Mercedes are aiming for an eighth consecutive drivers’ and constructors’ title in 2021 to extend their dominance in Formula 1’s turbo-hybrid era. Since 2014, they have been the team to beat and this year is no different as Lewis Hamilton looks to make yet more history and enter a league of his own.
Regulation changes to the rear of the floor and a new structure of tyre compound could pose a problem for Mercedes. But this is a team that has raised its game every year to stay ahead of the field and we can expect the German manufacturer to do so again when the season gets underway at the end of March at the Bahrain Grand Prix.
More records set to be broken
Hamilton is a seven-time world champion, equal with Michael Schumacher. Should he defend his title, the Brit will break Schumacher's record and do something no driver has ever done in Formula 1's 71-year history.
He also holds 98 pole positions and 95 wins and is set to surpass the centenary mark in both departments.
Another record that will inevitably go to Hamilton is the record for the most laps led in F1. Hamilton has led 5,099 laps so far in his career – just 12 short of Schumacher’s all-time record of 5,111 laps. Schumacher has held the record since overtaking Ayrton Senna’s tally of 2,931 laps led at the 2001 French Grand Prix.

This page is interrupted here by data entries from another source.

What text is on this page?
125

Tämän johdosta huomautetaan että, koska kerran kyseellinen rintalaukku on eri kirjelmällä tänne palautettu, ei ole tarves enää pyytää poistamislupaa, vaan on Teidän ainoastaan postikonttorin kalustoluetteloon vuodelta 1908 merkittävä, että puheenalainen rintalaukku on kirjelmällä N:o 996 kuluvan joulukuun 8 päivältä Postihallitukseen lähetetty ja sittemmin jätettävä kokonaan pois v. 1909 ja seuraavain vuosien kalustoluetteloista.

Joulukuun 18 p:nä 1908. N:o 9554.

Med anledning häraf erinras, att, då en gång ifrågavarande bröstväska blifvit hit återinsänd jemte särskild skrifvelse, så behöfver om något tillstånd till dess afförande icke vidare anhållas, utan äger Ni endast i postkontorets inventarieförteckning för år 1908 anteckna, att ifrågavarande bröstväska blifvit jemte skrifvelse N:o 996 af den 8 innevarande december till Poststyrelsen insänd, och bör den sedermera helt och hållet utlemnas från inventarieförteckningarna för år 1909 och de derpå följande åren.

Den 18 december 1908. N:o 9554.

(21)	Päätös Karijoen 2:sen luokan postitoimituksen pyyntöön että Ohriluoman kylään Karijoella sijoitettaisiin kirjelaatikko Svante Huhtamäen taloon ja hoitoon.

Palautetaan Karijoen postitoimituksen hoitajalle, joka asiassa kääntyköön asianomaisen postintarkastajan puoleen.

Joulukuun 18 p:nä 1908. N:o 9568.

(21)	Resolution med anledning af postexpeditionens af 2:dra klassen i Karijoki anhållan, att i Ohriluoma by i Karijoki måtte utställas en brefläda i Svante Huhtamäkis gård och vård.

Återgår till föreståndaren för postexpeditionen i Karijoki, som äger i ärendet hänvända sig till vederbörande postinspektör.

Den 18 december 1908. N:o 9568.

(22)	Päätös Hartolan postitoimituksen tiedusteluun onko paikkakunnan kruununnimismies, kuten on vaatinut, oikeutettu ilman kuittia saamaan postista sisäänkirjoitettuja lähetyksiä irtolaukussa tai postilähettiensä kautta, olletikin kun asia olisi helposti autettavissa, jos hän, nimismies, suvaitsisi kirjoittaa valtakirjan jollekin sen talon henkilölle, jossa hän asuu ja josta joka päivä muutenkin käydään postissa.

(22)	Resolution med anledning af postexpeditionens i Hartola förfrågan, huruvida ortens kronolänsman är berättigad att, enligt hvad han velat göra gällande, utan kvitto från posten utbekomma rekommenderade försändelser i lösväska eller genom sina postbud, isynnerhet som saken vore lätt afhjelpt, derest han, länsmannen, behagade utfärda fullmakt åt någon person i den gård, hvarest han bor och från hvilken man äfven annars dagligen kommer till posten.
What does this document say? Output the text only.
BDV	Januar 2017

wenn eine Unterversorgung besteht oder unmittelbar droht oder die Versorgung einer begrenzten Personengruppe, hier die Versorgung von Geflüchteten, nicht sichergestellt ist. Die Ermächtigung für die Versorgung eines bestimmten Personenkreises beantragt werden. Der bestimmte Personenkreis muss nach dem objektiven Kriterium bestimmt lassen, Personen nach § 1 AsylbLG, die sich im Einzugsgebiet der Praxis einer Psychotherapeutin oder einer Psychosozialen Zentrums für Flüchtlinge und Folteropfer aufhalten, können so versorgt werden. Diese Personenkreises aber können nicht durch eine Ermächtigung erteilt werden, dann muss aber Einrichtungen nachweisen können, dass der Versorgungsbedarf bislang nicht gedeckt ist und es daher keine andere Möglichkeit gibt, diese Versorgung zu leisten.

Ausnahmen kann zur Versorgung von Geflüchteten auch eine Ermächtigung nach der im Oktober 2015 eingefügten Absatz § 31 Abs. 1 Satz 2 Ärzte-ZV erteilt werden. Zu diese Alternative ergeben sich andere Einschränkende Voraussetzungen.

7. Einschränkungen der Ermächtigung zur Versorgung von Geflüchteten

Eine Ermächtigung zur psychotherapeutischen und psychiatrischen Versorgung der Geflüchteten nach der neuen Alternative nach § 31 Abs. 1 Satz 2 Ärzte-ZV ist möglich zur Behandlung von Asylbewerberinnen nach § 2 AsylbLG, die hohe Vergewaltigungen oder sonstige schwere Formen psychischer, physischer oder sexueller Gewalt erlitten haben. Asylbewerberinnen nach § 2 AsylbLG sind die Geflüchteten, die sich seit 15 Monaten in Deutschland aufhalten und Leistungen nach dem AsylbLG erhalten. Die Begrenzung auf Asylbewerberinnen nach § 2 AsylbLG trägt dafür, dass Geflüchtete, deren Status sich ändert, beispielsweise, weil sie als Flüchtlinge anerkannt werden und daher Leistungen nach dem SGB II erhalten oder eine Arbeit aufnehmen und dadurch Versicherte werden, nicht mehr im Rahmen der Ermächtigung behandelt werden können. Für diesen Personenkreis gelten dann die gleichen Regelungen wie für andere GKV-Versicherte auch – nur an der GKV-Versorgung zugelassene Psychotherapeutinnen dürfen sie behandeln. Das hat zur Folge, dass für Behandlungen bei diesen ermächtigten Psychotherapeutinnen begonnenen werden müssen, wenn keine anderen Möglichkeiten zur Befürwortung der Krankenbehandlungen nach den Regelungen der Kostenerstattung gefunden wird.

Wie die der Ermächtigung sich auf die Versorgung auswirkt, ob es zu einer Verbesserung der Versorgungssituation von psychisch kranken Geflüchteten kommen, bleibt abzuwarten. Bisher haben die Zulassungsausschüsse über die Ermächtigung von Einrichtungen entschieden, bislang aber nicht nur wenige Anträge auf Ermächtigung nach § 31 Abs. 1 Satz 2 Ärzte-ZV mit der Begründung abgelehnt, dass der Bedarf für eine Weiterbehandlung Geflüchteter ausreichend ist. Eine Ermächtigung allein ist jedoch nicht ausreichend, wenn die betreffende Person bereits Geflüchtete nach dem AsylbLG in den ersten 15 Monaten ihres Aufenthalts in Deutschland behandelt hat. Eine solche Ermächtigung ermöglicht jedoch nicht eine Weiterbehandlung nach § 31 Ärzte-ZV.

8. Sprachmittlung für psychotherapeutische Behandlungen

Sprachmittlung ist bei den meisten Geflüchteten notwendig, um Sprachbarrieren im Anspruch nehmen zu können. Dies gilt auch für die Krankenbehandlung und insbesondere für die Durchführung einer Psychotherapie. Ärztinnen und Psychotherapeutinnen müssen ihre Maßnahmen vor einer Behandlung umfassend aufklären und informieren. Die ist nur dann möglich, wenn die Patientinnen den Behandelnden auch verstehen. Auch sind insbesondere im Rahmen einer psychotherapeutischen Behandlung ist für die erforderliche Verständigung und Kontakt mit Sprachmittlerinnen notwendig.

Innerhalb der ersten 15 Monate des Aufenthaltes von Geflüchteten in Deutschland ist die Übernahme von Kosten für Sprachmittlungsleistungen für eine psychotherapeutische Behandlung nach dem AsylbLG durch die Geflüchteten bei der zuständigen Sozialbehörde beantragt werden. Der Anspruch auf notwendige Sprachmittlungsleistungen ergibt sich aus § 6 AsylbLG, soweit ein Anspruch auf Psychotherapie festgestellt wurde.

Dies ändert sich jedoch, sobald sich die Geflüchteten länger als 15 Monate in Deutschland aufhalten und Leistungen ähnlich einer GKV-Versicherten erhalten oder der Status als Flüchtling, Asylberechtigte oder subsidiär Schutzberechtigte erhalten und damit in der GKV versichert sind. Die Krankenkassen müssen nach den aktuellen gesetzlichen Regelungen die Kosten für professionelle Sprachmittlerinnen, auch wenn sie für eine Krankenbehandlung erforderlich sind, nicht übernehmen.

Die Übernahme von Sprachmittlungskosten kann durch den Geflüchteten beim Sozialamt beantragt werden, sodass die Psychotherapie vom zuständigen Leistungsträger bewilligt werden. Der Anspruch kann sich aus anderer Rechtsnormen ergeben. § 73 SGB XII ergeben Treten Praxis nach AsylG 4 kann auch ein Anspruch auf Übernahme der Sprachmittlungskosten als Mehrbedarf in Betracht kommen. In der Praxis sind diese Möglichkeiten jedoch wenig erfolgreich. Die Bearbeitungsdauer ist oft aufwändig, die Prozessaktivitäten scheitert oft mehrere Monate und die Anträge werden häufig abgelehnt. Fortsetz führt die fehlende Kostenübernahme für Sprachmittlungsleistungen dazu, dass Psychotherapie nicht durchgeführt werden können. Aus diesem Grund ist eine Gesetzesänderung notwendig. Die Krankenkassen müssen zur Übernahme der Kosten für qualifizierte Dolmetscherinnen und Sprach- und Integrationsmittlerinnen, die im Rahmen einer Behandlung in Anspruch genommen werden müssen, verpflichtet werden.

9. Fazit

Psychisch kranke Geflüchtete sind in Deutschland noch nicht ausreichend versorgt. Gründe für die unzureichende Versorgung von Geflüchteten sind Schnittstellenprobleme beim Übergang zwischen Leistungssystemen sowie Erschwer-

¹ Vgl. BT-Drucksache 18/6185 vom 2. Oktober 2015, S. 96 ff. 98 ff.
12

Hamilton is showing no signs of slowing down after arguably his most consistent campaign yet in 2020.
Power unit changes
Despite setting the benchmark in terms of their power unit, Mercedes have found more gains during the winter. The team say they feel another "step forward" has been made and will introduce "completely new innovations" that will be raced for the first time this year.
A revised MGU-K is expected to bring more reliability improvements as Mercedes look to maintain their power unit advantage over Honda, Ferrari and Renault.
Should they win the constructors' championship this season, it would also be a new record for the most successive seasons in which an engine manufacturer has won the title. The current record is held jointly by Mercedes and Ford Cosworth who powered seven consecutive title wins between 1968 and 1974.
A resurgent Bottas
Valtteri Bottas won just two Grand Prix in 2020 compared to 11 for Hamilton. It was a disappointing campaign for the Finn and he is under serious pressure to retain his seat for 2022 as George Russell waits patiently to join the world champions.
A good start to the season is vital for Bottas and he has been able to do it before in previous seasons. It's the second half of the year when things start to drop away but as long as he can prove his worth in the first dozen events, it might be enough to stay at Mercedes and he is exactly what the team needs to keep Hamilton happy.
Mercedes have been quiet about where they spent their two allotted 'tokens' and even used a dummy floor at their car launch to hide their chassis, bargeboard and aerodynamic changes.
The team confirmed they stopped development on their 2020 car as early as July. Whilst Red Bull started to catch up in the second half of the season, Mercedes had already been working on this year's car.
This is what makes them so difficult to beat. They are always one step ahead of the game and have a team of people who are dedicated to win and constantly improve.